I reckon we'd be pleasantly surprised with either the Moto or Nokia budget phones, but I have 2 SGS2s with extended batteries and I'm inheriting another soon hopefully.
Should last me 6 years with any luck, before the buttons all wear out on them.
Meh, I have kit kat which is pretty useless for Skype too.
No. Zune went over a year ago, with Win Pho 8.
I had the Zune software for my WP7 Lumia 710. And it was buggy, slow, ugly, really confusing, didn't look anything like a standard Windoes Vista / 7 app - and generally made iTunes look like the best piece of software in the world. I hope someone at MS danced on its grave.
Fortunately, no. My daughter has on old Nokia on WinPho 7.x and we both hate Zune. With WinPho 8.x, you can do pretty much everything through a file browser if you want, though the newer Windows phone software is OK (The Windows 7/8 software will talk to iTunes if you want to enter that level of hell).
My 820 wouldn't even connect to Zone. You needed the Windows Phone application to do a phone back up. However, for pictures you just open File Explorer and drag and drop...
My biggest gripes with the 820 were the screen resolution, the fact that I could not have different volumes for the ringer and music and the fact that my thermostat doesn't have a windows phone app, and they are not planning on making one. And the last is hardly the fault of the phone ;-)

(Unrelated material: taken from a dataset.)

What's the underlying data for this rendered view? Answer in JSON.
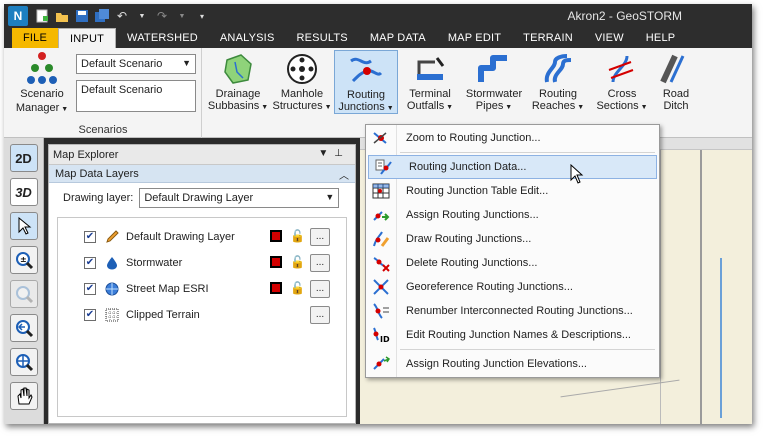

It's a good phone though, best overall interface of the three main platforms for me. Shame about the above issues I had...
(typed on a Z1 compact though because of them...)
Andrew,
I'm sure that the Lumia 710 (old WP7) didn't have auto display brightness. The 800 had OLED, so it didn't matter, but the 710 was crap outside without setting brightness to full.
If it did, it wasn't changing things enough, becasue I remember setting mine to full brightness after 2 days. You couldn't put a link to the brightness setting on the main screen like Android, and I couldn't see the menu to do it manually once outside otherwise. Wasn't great for battery life, and was too bright of my reading glasses indoors. But it was £120, and at the time there wasn't an Android to touch it for under £250.
As for your comment on muting the phone, don't you still just tap the bar at the top of the screen with the battery and signal indicators, then tap on the volume to mute it? And I thought 8.1 was supposed to allow you to pin any setting to the homescreen?
The 710 was from medieval times (well, 2011 anyway). More recent models - including the dirt-cheap Lumia 520 - have excellent automatic display brightness adjustment.
That's what makes this decision so strange - for no apparent reason, a feature that was popular and working well has been taken out...
So from this, and the Moto E review, I get the feeling that all mobes are pretty much good enough for most people - given the only things identified in the reviews are pretty inconsequential in the grand scheme of things (slow, low, powered, crap screen, etc that plagued last year's landfill).